Die Komödie und das Theater am Kurfürstendamm haben, wie berichtet, zum Jahresende 2006 von der Real Estate, einem Unternehmen der Deutschen Bank, die Kündigung erhalten. Der Eigentümer des Ku’damm-Karees, in das die Theater integriert sind, will bei einem Umbau die Traditionsbühnen abreißen und an anderer Stelle des Grundstücks neu errichten.

Der Plan für den Abbruch stößt auf breite öffentliche Kritik, in den Theatern liegen Unterschriftenlisten aus.

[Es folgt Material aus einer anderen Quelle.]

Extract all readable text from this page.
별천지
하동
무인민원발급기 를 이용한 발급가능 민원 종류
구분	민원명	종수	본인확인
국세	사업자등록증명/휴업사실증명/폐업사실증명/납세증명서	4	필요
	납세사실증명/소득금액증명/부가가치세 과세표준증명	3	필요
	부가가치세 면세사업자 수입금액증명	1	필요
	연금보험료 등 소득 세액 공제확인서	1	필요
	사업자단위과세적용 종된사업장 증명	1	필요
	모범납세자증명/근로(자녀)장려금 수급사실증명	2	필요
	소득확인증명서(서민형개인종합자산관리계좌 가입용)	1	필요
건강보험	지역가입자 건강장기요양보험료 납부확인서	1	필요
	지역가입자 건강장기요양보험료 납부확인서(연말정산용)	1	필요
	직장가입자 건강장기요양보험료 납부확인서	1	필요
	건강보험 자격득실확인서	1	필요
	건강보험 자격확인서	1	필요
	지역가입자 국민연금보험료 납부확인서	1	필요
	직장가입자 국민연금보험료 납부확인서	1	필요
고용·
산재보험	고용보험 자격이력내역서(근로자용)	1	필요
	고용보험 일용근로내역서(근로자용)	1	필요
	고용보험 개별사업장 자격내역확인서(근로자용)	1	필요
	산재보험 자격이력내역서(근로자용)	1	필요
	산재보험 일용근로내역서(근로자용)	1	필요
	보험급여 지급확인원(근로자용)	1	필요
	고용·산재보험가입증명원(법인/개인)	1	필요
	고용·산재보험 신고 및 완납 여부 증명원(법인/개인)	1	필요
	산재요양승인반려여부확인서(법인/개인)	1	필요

Jürgen Wölffert, der beide Bühnen fast 40 Jahre geleitet hatte, wies am Wochenende auf die lange Tradition der Theater hin, die aus den zwanziger Jahren stammen und beispielsweise auch mit dem Namen Erich Piscators und der Freien Volksbühne verbunden sind. Berlin habe am Kurfürstendamm nach der „Aushöhlung“ des Hauses Wien und des einstigen Marmorhauses kaum kulturelle Bausubstanz. Die Theater gehörten über Jahrzehnte zu den bestbesuchten Häusern Berlins. Wölffert bedauerte, dass es nicht gelungen sei, die nach dem Krieg weitgehend original hergerichteten Bühnen unter Denkmalschutz zu stellen.C. v. L.